The Petroleum Commission is on the verge of introducing petroleum measurement regulations to standardize petroleum measurements in the upstream sector and ensure Ghana gets its fair share of revenue from oil and gas production.
The draft regulations, part of the Petroleum Exploration and Production Bill currently in parliament, are being finalized and expected to be presented to the Attorney General for legislative drafting, and then to Parliament by the Ministry of Petroleum.
“We expect that this will take place next month,” Mr Theo Ahwireng, the Chief Executive Officer of the Petroleum Commission told journalists.
The regulations which seek to standardize measurements across the petroleum production value chain, include specifications such as the allowed uncertainty and confidence levels in metering systems, frequency of inspection and recalibration, protocol in the event of measurement faults, correction of mismeasurements, sanctions and so on.
The Chief Executive Officer of the Petroleum Commission Theo Ahwireng, told journalists at a consultative forum between the Commission and stakeholders, that the regulations will apply to all operators within the jurisdiction of Ghana.
He explained that though coming after several years of oil and gas production in Ghana, the new regulations do not imply any loss for the country since production began and will be an improvement, replacing already existing fiscal metering systems.
“Countries like the United Kindgom, the United States, having produced oil for tens and tens of years are still developing new regulations. Some of them are new, some of them are modifications.
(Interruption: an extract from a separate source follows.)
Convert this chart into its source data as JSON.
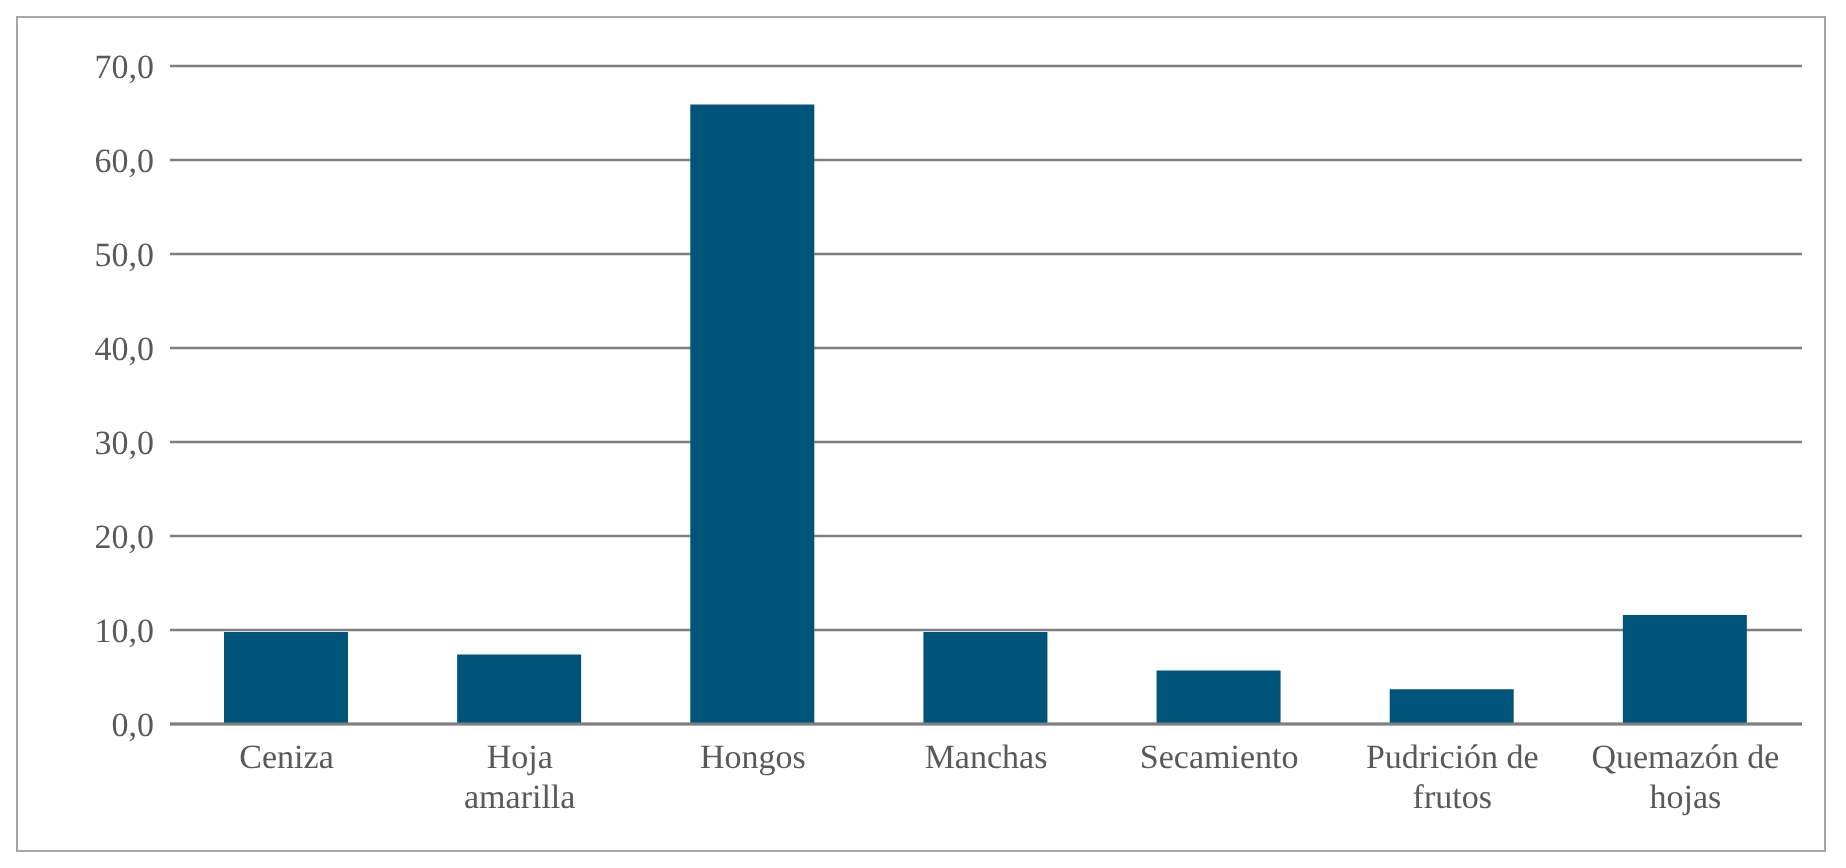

When you keep doing this, just like a professional, you keep improving yourself,” Mr Ahwireng said.
“In many jurisdictions around the world, every now and then constitutions, laws, regulations and guidelines are improved upon as technology changes and as understanding changes.”
Currently, he said, officials from the Petroleum Commission, Ghana National Petroleum Corporation (GNPC), and Ghana Revenue Authority (GRA) monitor the measurement of oil and gas production on site, with significant redundancy in the production chain, along with the operators.
The Chief Executive Officer was hopeful parliament would soon make a final review of the Petroleum Exploration and Production Bill and pass it.
The development of the petroleum measurement regulations started in November 2012 and was done by a cross-institutional team with representatives from the Petroleum Commission, the Ministry of Petroleum, Ghana National Petroleum Corporation, Ghana Standards Authority, and consultants from the Norway’s regulator – the Norwegian Petroleum Directorate – with over 40 years of experience.